Ne consegue, da un lato, che i modesti precedenti dell'odierno ricorrente (che, non a caso, hanno indotto i giudici di merito a ritenere la recidiva sub-valente alle attenuanti generiche) non possono considerarsi ostativi della applicabilità dell'istituto in questione; e, dall'altro lato, che, considerata l'oggettiva scarsa rilevanza dell'offesa e l'apparente assenza di elementi di segno contrario alla configurabilità della causa di esclusione della punibilità, il relativo motivo deve essere accolto. Peraltro, essendo necessario procedere ad una valutazione strettamente attinente al merito, deve conclusivamente farsi luogo a rinvio alla Corte di appello di Palermo, altra Sezione, per l'esame del profilo dedotto.

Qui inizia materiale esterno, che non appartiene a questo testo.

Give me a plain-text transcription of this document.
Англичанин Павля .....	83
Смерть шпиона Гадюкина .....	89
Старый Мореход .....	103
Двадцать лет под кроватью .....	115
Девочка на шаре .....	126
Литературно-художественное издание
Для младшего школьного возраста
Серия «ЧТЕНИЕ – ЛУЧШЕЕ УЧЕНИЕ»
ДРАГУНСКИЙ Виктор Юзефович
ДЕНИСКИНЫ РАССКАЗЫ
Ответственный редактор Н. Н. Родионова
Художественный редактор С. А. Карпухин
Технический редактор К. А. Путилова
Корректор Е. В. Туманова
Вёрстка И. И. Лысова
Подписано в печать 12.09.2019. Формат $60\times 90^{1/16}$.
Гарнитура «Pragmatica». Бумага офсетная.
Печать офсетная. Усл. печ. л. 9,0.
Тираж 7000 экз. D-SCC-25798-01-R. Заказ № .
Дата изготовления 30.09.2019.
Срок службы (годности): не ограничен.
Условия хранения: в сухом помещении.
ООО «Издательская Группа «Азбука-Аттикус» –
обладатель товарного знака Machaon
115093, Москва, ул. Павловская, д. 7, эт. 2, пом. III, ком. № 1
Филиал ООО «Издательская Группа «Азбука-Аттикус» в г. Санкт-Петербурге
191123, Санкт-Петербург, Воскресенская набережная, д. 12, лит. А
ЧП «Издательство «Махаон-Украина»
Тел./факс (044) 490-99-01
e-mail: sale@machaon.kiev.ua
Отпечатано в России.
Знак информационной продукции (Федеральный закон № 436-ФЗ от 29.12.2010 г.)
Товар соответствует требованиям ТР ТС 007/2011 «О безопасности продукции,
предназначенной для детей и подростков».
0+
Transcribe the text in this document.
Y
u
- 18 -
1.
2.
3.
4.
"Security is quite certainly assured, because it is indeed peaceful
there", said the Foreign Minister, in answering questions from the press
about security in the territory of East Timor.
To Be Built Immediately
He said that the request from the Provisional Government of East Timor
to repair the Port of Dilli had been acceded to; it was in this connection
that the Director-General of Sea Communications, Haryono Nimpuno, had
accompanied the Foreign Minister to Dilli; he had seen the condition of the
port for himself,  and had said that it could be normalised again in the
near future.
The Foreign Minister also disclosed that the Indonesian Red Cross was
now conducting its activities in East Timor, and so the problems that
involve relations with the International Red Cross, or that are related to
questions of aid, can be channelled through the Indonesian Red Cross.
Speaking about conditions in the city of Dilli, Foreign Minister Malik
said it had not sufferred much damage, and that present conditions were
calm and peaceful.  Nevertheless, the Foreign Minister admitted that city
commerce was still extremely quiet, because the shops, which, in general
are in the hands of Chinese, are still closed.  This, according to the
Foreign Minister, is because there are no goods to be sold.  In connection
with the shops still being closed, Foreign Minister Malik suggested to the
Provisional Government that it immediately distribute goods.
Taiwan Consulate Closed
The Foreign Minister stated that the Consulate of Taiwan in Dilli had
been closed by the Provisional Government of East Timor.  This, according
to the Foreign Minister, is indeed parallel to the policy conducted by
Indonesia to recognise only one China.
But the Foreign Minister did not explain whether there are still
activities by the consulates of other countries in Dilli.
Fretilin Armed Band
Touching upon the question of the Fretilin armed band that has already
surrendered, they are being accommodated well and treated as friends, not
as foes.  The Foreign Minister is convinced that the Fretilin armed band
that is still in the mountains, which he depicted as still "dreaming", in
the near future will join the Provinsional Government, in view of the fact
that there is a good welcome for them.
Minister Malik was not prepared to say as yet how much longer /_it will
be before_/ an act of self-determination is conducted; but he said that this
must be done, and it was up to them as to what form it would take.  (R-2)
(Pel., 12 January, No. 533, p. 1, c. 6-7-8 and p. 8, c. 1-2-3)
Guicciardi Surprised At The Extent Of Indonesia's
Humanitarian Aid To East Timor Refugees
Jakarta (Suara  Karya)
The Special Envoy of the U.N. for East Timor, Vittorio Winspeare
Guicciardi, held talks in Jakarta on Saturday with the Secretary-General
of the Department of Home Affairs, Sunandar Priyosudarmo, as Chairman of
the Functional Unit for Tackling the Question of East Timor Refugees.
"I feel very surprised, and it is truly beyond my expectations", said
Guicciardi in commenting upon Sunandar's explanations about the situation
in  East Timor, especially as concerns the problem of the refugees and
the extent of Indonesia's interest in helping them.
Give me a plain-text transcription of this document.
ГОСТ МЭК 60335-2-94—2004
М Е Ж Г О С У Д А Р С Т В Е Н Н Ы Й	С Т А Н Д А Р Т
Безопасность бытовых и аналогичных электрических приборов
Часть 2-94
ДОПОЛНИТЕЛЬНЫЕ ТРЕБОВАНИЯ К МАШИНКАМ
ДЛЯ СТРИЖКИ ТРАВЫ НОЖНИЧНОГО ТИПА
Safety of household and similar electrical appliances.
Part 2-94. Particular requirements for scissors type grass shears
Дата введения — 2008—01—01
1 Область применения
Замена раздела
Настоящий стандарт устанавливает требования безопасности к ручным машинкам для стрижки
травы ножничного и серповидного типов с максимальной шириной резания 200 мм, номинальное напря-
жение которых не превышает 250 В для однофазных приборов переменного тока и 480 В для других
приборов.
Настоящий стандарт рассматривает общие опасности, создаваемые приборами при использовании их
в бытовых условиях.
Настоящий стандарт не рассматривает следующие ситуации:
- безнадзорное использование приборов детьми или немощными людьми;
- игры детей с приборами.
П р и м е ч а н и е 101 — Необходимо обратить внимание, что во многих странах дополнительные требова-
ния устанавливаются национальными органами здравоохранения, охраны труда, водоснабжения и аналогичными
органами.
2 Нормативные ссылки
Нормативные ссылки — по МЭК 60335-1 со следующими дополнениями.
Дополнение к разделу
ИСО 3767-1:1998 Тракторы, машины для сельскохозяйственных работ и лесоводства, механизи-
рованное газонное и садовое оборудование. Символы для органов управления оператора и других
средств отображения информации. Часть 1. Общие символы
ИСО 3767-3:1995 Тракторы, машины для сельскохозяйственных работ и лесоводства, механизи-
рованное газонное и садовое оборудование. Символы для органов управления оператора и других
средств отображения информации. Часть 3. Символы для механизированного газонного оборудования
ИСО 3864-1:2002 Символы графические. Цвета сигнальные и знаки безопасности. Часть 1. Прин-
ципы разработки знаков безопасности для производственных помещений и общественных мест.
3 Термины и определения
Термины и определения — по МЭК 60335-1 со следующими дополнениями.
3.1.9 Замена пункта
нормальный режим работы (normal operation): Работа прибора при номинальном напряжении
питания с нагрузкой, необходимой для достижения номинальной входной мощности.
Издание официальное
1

4. Quanto a F., con il secondo motivo di impugnazione è stata dedotta la mancata concessione della sospensione condizionale della pena nonchè la mancata sostituzione della pena detentiva con pena pecuniaria. Il relativo rigetto, infatti, è stato giustificato, in particolare dalla Corte di appello, con "i plurimi precedenti penali dell'imputato", che ne connoterebbero negativamente la personalità, rendendolo non meritevole dei benefici richiesti.

Sul punto, osserva nondimeno il Collegio che dal certificato del casellario giudiziale emerge, a carico dell'imputato, un unico precedente, peraltro datato ed eterogeneo rispetto al reato per cui è processo, sicchè non è possibile, alla stregua di circostanze di fatto oggetto, da parte del giudice di merito, di un evidente travisamento, verificare la correttezza del giudizio prognostico compiuto per negare sia la sostituzione della pena detentiva in pena pecuniaria, sia la sospensione condizionale della pena.

Ne consegue che, anche in questo caso, deve farsi luogo all'annullamento della sentenza per un nuovo esame.

5. Alla luce delle considerazioni che precedono, la sentenza impugnata deve essere annullata, nei confronti di A.S., limitatamente all'applicabilità dell'art. 131-bis c.p. e, nei confronti di F.L., limitatamente alla concedibilità della sostituzione della pena detentiva e del beneficio della sospensione. Pertanto, deve disporsi il rinvio, per nuovo esame, ad altra Sezione della Corte di appello di Palermo.

Nel resto i ricorsi devono essere rigettati.

P.Q.M.

Annulla la sentenza impugnata nei confronti di A.S. limitatamente all'applicabilità dell'art. 131 bis c.p. e, nei confronti di F.L., limitatamente alla concedibilità della sostituzione della pena detentiva e del beneficio della sospensione e rinvia ad altra Sezione della Corte di appello di Palermo. Rigetta nel resto i ricorsi.
Così deciso in Roma, il 7 dicembre 2016.